Residual Networks (ResNets)

Residual Networks (ResNets) are a type of neural network architecture that are designed to make it easier to train deep networks. The key innovation in ResNets is the introduction of “residual blocks” or “skip connections.” I’ll explain the principle and implementation with an example.

Principle of Residual Models

1. Problem in Deep Networks: As networks get deeper, they become harder to train due to issues like vanishing gradients, where the gradients used in training the network become increasingly smaller, making it difficult for the model to learn.
2. Solution – Skip Connections: Residual models introduce skip connections (also known as shortcut connections) that bypass one or more layers. These connections perform identity mapping, and their outputs are added to the outputs of stacked layers.
3. Ease of Training: The main idea is that these skip connections allow the model to learn an identity function, ensuring that the deeper model performs at least as well as the shallower one. This helps in mitigating the vanishing gradient problem by allowing this direct path for the gradients to flow through.
4. Improved Performance: These networks can be trained to be much deeper than traditional networks, leading to improved performance.

Implementation Example

Consider a simple residual block in a ResNet model:

1. Input: Assume the input to the residual block is x.
2. Layers:
   • The block has two convolutional layers. Let’s call their operations Conv1 and Conv2.
   • Each of these layers is followed by batch normalization (BN) and a ReLU activation function.
3. Skip Connection:
   • Alongside these layers, there is a skip connection that directly connects the block’s input x to its output.
4. Output:
   • The output of the block is F(x) + x, where F(x) is the output from the stacked layers (i.e., Conv2(BN(ReLU(Conv1(BN(ReLU(x))))))).
   • This addition is element-wise and might require dimensionality adjustment (e.g., through a 1×1 convolution) if the dimensions of F(x) and x don’t match.
5. Further Activation:
   • After adding F(x) and x, it might pass through another ReLU activation.

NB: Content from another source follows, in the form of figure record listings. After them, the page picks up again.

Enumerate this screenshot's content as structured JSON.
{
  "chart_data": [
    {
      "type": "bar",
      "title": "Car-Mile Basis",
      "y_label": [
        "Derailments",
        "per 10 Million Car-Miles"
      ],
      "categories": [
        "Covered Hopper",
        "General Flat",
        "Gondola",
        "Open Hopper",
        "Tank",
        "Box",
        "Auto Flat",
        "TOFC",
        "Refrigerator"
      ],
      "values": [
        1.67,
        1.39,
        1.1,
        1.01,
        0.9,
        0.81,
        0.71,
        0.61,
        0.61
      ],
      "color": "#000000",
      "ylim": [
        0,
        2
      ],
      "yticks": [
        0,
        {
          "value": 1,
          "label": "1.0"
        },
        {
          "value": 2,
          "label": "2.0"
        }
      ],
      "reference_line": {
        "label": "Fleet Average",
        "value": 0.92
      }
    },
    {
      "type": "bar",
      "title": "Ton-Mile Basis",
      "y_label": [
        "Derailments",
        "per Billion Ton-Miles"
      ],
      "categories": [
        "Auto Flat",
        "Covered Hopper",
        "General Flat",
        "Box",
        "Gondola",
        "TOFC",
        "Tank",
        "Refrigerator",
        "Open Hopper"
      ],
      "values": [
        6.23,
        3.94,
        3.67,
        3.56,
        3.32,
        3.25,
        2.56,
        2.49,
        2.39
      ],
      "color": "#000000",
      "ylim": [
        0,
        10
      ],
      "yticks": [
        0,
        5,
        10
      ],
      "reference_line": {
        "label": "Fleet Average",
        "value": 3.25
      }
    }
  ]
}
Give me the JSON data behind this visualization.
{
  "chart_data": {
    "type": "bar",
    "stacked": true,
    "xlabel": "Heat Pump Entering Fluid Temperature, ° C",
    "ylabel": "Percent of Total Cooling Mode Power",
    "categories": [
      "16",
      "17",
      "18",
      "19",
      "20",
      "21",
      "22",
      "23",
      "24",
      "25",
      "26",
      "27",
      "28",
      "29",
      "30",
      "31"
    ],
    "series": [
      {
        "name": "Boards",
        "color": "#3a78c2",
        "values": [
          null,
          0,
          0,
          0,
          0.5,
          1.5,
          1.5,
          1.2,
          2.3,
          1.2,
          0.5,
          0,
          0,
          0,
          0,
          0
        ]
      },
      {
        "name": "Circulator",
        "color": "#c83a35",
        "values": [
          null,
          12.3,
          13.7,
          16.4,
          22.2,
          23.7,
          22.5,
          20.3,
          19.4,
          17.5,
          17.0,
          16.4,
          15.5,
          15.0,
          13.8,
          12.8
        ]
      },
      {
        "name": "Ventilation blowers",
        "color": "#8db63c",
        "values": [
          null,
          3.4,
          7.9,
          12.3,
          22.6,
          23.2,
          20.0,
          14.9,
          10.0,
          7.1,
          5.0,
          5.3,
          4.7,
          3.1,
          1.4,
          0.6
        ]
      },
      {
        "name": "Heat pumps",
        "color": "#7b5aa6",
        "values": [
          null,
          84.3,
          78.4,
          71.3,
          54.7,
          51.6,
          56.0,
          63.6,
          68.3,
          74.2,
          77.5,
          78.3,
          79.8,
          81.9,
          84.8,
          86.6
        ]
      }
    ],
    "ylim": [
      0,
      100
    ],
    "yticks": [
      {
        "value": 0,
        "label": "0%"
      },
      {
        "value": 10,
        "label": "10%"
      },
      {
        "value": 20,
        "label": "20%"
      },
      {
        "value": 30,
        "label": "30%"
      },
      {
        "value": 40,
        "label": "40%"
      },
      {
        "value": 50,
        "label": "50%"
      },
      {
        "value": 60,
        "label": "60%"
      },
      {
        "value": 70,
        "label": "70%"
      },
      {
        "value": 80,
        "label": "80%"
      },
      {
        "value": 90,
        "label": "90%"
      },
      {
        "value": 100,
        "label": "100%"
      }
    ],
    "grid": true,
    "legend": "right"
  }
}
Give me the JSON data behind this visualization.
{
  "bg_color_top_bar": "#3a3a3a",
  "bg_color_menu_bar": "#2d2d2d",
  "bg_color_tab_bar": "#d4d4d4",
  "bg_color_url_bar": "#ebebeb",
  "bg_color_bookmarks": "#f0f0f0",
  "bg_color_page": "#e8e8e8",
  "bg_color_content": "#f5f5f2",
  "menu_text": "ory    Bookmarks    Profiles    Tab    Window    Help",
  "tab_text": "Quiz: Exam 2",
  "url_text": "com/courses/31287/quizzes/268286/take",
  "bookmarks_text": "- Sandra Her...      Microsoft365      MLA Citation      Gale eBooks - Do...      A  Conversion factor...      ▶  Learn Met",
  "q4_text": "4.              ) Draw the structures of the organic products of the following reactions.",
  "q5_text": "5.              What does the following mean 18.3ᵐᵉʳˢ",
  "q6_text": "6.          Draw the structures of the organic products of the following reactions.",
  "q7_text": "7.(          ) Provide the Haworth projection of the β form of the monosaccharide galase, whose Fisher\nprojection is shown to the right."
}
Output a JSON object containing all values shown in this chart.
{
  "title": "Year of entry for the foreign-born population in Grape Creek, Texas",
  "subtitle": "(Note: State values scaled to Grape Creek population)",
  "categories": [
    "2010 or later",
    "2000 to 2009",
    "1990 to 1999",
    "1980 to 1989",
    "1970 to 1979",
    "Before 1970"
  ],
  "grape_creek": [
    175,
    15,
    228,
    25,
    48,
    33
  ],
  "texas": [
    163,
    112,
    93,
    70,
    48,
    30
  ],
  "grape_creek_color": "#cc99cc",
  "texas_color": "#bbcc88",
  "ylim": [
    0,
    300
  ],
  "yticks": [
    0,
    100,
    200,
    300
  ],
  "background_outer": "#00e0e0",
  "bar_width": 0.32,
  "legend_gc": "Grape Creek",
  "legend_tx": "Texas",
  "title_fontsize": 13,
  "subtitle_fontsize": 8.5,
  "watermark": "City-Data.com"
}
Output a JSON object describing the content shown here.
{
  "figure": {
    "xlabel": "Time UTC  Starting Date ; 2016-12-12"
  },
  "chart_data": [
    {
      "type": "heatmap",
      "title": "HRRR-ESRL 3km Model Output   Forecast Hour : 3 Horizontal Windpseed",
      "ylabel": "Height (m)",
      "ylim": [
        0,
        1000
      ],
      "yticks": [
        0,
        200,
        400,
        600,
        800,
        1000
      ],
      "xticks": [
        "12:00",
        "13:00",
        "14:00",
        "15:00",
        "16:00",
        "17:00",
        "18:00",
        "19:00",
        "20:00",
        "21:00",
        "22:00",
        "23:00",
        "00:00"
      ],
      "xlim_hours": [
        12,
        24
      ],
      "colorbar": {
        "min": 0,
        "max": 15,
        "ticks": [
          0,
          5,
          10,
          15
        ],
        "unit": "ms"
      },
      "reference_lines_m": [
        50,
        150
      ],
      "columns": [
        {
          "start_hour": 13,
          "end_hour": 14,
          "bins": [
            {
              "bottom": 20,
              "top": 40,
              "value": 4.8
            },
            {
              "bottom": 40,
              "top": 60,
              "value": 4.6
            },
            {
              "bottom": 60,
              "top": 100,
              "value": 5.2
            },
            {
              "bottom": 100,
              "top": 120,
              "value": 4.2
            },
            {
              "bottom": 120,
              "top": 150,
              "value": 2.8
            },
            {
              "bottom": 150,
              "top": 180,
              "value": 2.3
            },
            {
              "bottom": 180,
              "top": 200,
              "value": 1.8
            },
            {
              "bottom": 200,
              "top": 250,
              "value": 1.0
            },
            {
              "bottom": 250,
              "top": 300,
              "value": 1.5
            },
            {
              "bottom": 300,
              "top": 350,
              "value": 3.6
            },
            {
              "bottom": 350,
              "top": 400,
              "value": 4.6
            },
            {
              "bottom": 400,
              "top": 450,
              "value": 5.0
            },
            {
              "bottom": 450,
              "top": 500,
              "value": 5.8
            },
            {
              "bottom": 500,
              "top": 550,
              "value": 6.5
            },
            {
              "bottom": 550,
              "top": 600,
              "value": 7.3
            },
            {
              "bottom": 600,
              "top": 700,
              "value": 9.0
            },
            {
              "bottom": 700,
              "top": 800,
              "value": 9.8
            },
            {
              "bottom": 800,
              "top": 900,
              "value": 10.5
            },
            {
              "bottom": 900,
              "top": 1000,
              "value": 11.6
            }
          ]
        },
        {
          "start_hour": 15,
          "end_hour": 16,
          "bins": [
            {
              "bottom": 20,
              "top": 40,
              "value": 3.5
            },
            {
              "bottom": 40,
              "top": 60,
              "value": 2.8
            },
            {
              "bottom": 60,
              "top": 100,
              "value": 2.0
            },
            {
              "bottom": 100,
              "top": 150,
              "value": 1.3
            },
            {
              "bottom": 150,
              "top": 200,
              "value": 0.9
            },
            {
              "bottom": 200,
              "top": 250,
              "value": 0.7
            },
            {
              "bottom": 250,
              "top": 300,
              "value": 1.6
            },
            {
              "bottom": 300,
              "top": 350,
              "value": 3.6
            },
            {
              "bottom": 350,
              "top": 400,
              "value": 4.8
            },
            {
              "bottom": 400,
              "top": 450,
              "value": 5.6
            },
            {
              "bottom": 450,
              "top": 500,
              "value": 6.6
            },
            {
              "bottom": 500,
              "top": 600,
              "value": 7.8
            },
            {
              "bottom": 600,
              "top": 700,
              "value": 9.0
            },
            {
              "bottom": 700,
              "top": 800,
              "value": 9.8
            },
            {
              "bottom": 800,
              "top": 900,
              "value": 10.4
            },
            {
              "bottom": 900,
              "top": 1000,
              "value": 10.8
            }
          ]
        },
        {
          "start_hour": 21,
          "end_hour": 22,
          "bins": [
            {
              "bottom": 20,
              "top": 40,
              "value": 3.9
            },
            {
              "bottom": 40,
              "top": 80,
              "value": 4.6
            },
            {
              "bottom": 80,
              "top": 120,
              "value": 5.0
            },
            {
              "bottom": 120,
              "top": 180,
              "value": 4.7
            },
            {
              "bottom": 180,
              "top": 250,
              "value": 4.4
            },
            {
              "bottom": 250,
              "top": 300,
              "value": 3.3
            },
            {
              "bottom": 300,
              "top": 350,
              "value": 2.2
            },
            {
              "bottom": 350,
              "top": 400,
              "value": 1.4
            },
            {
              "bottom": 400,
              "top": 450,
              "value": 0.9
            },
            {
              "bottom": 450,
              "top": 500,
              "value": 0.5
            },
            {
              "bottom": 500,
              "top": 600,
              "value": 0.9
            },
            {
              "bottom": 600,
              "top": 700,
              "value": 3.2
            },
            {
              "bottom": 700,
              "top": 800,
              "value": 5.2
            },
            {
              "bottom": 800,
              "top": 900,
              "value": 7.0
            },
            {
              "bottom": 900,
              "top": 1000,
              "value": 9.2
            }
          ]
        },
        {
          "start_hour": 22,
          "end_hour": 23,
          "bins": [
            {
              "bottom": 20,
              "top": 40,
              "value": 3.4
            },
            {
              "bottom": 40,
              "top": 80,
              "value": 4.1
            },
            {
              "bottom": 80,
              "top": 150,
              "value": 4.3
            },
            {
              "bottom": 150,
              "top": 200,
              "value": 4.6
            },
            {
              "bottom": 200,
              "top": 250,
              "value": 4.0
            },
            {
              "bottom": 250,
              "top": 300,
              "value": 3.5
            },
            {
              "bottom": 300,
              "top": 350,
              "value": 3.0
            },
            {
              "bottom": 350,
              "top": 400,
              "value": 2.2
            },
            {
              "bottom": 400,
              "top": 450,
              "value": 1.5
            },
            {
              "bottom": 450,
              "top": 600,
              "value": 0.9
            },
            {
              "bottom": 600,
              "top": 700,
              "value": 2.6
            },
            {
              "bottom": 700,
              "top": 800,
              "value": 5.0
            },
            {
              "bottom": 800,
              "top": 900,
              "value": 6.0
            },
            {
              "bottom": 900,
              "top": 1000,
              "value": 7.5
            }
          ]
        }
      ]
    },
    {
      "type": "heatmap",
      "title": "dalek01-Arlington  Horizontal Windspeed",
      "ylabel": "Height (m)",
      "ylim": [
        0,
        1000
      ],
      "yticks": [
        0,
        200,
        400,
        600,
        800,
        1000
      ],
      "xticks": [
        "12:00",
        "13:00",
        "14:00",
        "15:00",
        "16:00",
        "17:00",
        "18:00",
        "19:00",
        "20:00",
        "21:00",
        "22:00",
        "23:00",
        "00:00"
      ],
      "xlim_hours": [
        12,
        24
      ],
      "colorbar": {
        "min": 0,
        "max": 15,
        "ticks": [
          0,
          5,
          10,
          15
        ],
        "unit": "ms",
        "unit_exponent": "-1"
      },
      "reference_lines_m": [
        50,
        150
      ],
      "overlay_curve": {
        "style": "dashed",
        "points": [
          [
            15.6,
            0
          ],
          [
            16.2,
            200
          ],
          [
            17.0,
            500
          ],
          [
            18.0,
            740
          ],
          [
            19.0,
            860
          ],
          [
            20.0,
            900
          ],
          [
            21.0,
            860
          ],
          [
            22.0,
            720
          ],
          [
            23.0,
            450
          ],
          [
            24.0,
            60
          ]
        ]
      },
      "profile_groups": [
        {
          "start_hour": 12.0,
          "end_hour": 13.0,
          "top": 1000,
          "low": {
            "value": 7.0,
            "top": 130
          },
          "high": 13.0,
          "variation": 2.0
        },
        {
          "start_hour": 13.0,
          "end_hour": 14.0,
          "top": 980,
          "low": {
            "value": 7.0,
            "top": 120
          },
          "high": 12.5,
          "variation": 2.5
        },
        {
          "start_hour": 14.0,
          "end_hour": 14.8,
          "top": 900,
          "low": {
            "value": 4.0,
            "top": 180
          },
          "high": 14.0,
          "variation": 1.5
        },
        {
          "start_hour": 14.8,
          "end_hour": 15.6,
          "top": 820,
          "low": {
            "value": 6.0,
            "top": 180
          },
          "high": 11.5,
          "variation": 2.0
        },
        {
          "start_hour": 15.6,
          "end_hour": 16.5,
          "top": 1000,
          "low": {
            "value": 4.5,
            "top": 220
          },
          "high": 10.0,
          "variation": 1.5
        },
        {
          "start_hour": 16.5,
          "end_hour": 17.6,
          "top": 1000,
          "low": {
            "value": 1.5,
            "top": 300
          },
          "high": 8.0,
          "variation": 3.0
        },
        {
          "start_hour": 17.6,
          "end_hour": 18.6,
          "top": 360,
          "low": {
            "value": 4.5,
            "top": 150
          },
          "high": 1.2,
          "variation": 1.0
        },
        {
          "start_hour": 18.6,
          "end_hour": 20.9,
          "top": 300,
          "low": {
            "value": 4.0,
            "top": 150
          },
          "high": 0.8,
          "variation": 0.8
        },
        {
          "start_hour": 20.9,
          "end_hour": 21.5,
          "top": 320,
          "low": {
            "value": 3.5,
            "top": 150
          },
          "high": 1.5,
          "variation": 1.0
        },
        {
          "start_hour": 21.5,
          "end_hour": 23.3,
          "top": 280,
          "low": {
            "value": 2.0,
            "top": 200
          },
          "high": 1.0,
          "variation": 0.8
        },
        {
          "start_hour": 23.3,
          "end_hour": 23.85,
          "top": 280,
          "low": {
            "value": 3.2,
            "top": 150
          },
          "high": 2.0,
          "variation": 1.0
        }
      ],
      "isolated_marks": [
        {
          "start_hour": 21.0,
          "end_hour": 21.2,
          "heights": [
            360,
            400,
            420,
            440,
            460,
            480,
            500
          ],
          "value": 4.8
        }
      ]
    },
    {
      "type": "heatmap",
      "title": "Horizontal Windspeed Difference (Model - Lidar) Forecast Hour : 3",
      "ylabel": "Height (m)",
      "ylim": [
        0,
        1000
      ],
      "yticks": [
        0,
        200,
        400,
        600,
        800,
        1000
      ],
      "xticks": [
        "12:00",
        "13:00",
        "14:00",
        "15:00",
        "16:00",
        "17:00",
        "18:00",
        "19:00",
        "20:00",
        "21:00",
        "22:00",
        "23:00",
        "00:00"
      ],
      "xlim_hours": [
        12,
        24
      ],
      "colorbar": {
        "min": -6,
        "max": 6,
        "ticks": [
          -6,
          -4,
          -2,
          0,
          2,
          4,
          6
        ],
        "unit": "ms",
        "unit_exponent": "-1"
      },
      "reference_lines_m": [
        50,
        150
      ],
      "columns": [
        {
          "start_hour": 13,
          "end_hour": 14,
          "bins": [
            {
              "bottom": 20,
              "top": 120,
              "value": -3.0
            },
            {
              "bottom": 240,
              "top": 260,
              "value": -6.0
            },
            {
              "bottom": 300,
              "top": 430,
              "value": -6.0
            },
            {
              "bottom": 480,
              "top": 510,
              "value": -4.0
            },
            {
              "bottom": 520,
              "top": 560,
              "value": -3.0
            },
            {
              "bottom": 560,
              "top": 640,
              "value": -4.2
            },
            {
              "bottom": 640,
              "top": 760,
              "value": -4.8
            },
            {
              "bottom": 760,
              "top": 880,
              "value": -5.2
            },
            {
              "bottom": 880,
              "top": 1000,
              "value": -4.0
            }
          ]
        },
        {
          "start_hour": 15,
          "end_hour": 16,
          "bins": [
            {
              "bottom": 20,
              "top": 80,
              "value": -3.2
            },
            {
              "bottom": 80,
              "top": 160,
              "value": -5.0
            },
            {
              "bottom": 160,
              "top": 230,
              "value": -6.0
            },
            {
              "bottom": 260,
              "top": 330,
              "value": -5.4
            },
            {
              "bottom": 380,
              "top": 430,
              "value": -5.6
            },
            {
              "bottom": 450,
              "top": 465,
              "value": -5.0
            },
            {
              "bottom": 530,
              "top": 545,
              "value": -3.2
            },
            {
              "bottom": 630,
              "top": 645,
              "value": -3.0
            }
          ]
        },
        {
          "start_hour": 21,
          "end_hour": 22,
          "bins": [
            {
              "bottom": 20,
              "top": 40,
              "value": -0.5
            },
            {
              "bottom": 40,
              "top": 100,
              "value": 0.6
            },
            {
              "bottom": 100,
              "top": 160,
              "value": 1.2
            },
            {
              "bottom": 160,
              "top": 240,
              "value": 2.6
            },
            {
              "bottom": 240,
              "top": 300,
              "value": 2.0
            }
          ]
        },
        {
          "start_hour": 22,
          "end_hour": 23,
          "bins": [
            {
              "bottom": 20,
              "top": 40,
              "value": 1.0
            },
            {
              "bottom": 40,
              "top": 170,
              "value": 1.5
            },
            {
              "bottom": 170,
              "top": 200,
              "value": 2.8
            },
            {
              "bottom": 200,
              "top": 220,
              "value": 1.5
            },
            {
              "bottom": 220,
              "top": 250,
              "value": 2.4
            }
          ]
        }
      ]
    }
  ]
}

Here’s a simplified pseudo-code for a Residual Block:

class ResidualBlock(nn.Module):
    def __init__(self, in_channels, out_channels, stride=1):
        super(ResidualBlock, self).__init__()
        self.conv1 = nn.Conv2d(in_channels, out_channels, kernel_size=3, stride=stride, padding=1)
        self.bn1 = nn.BatchNorm2d(out_channels)
        self.relu = nn.ReLU(inplace=True)
        self.conv2 = nn.Conv2d(out_channels, out_channels, kernel_size=3, stride=1, padding=1)
        self.bn2 = nn.BatchNorm2d(out_channels)
        self.skip = nn.Conv2d(in_channels, out_channels, kernel_size=1, stride=stride) if stride > 1 or in_channels != out_channels else nn.Identity()

    def forward(self, x):
        identity = self.skip(x)
        out = self.conv1(x)
        out = self.bn1(out)
        out = self.relu(out)
        out = self.conv2(out)
        out = self.bn2(out)
        out += identity
        out = self.relu(out)
        return out

Summary

The residual model’s principle is to facilitate training deeper networks by adding shortcut connections that skip one or more layers. The implementation typically involves adding the input (x) to the output of the convolutional layers, potentially after some dimension matching, allowing the network to learn residual functions with reference to the layer inputs.